The court has found that Catlin became a member of the Society in 1857, and has continued to be a member ever since; and the evidence abundantly supports the finding that he became a member about 1857. The only debatable questions on this branch of the case arise out of the fact that before 1860 Catlin paid $10 for a life membership and since then has paid no dues. The first objection is that the articles of association make no provision for life memberships. That is true of the original articles of association, which have been preserved because they are contained in the Special Act incorporating the Society. All the records of the Society between 1818 and 1886 were destroyed by fire, and from that date until 1912, when the sale of the Society's land and the dissolution of the corporation began to be agitated, the records are imperfect and fragmentary. There is, therefore, no record evidence *Page 541 as to whether the original articles were or were not amended by a two-thirds vote of the members, as authorized by the Act of incorporation, and the only parol testimony bearing on that point is that of Catlin, who testified that there were quite a number of life members beside himself. Nobody contradicts him, and the presumption of fact is that some authority for issuing life membership tickets existed, which at that time was supposed to be sufficient. That being so, the Society and its trustees in winding-up proceedings are estopped to question the legality of the practice. The Society accepted a lump sum in lieu of annual dues, and thereby waived the payment of future annual dues for a valuable consideration which was deemed sufficient at the time. A court of equity never allows a corporation to obtain an unconscionable advantage by pleading that its own contracts were ultra vires, and the trustees, most of whom did not join the Society until long after it had abandoned its corporate purposes, stand in no better position as against a life member.

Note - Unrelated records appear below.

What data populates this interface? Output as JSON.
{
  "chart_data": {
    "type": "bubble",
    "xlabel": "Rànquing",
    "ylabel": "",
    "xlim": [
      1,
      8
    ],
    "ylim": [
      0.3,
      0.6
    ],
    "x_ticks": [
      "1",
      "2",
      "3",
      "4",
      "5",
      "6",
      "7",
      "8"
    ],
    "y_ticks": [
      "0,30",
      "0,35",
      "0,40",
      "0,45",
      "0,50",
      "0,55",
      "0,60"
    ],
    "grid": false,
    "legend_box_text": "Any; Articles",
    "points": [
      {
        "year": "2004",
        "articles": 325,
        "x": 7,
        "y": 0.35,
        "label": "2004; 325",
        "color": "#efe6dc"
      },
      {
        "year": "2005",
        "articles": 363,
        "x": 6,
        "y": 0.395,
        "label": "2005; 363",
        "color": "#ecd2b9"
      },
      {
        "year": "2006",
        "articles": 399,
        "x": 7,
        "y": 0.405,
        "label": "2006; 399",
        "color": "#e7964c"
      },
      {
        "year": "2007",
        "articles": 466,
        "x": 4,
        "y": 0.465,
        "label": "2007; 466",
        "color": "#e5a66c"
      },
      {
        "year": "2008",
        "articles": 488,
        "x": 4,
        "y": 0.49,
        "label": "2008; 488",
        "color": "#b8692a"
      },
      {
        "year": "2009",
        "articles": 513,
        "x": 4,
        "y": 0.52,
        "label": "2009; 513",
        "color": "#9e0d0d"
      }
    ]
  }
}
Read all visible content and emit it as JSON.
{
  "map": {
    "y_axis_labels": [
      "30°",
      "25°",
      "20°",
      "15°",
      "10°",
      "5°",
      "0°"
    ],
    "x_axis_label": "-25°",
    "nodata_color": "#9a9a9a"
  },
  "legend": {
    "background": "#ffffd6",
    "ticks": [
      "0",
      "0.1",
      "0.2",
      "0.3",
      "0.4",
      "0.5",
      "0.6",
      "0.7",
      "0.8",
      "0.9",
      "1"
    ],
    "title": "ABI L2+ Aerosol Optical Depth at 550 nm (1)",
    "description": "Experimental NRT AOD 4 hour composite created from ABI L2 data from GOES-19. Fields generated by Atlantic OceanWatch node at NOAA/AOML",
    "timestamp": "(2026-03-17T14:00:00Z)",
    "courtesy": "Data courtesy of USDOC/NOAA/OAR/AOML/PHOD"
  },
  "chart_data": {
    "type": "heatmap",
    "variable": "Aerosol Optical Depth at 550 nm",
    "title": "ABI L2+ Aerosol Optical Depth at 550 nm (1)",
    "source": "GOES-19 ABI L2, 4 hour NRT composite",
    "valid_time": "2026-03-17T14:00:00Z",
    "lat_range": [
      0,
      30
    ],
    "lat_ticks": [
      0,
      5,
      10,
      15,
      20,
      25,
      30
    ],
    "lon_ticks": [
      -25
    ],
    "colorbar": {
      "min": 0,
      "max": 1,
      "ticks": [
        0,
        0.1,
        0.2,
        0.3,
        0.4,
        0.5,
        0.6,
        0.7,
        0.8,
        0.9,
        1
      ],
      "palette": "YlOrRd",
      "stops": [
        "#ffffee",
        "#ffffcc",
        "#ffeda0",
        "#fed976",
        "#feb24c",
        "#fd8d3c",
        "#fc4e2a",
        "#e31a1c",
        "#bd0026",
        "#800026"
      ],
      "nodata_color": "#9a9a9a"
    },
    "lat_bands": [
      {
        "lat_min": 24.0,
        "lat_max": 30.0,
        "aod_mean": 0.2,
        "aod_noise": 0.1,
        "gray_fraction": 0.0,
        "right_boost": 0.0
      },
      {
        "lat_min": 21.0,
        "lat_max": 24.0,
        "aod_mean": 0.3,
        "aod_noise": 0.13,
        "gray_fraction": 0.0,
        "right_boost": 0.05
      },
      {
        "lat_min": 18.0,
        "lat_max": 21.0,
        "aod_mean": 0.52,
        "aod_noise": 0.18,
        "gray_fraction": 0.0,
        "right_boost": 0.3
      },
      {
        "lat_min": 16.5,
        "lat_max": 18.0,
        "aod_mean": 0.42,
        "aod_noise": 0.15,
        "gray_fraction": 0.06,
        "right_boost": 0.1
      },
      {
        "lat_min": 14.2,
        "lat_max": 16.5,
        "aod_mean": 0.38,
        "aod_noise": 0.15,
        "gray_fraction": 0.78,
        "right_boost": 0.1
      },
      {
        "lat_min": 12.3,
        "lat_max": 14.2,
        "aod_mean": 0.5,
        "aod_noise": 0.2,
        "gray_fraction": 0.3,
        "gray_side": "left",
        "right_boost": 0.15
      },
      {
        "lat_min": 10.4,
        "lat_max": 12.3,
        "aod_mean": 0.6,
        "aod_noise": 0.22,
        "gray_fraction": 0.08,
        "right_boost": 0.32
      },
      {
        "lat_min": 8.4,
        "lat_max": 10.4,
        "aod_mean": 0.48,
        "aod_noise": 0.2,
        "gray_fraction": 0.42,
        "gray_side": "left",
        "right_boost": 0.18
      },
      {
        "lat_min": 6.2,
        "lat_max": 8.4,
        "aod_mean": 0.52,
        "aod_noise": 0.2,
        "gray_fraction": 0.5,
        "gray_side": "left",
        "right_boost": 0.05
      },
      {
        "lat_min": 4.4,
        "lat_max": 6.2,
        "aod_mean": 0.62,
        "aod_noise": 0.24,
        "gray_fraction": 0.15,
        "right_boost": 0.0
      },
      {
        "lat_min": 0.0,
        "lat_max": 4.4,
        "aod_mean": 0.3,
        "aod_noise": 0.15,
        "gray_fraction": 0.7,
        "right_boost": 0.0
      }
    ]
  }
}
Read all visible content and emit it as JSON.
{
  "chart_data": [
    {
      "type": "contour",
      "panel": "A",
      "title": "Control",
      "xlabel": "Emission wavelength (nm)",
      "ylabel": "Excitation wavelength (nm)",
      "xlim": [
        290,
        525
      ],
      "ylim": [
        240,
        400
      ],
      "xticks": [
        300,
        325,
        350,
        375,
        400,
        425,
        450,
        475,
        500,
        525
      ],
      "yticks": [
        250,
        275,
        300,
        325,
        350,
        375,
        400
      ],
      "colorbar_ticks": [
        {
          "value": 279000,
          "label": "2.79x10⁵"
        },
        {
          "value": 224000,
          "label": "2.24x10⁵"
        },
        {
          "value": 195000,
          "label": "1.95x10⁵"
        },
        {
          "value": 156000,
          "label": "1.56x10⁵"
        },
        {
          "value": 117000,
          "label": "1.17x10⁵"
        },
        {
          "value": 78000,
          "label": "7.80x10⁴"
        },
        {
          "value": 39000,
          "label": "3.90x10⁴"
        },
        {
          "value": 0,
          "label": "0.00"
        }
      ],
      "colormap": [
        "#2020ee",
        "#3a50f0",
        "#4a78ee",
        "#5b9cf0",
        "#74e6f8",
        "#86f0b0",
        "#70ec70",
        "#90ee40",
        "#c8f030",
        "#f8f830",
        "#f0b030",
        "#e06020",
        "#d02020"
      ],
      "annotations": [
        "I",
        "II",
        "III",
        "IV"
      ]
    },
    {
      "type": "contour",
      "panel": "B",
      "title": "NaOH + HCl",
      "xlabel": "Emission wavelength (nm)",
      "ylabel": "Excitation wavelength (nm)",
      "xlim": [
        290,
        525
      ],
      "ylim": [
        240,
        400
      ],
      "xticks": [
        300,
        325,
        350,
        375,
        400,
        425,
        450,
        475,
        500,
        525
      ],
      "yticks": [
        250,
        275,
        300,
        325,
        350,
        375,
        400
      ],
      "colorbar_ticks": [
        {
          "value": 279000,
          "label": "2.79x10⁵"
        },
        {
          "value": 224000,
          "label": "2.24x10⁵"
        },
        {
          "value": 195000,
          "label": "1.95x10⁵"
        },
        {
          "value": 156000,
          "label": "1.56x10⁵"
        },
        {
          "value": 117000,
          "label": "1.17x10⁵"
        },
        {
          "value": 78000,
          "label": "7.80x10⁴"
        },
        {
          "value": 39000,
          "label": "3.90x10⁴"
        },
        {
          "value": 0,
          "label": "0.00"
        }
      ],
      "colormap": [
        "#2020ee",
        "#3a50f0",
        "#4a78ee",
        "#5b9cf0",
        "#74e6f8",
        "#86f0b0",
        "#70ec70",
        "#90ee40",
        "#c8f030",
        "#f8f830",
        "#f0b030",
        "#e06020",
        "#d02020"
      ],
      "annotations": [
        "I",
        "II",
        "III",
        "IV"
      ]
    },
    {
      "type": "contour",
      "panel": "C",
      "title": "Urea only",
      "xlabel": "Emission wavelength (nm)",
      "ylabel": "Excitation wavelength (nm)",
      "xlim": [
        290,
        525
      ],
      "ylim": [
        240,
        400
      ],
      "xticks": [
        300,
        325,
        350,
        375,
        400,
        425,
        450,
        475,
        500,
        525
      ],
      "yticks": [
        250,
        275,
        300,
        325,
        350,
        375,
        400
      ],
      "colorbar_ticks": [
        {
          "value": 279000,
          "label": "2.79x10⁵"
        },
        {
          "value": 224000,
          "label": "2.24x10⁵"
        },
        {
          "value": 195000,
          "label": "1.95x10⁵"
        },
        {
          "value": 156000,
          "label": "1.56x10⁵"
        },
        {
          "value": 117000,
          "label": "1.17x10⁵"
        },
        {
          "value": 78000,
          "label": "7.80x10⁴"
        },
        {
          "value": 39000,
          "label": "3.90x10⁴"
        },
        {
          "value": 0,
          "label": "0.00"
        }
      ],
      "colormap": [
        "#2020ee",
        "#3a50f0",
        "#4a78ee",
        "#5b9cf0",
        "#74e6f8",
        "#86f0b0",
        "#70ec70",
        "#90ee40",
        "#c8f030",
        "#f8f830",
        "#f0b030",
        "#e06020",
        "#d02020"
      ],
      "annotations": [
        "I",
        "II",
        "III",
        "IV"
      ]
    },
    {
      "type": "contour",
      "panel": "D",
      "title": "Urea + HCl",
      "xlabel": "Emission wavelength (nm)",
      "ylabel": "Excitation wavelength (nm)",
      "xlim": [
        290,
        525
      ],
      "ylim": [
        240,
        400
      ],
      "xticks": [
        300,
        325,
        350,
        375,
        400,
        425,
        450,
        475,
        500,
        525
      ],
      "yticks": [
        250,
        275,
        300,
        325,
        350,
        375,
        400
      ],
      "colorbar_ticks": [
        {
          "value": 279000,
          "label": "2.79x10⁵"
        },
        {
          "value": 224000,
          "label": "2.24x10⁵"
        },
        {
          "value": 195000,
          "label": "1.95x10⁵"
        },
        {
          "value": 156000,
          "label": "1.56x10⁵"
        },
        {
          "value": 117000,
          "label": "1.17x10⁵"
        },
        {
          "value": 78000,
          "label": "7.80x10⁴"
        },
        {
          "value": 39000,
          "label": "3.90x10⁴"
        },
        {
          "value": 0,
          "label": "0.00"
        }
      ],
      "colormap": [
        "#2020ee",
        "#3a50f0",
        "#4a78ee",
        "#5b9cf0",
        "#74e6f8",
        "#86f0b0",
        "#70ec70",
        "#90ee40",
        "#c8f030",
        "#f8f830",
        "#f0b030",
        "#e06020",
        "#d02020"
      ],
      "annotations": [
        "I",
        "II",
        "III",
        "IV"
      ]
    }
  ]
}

These considerations dispose of the whole case, for they apply also to the defense of laches, and to the suggestion that Catlin is bound to pay up arrears of back dues.
It has not escaped our attention that the judgment of the Superior Court is not technically a final judgment in the sense that it determines the amount to which Catlin is entitled; but as all members are entitled to equal shares in the net assets after payment of debts and expenses of administering the trust, the judgment is practically a final one for the purposes of appeal.
There is no error.
In this opinion the other judges concurred.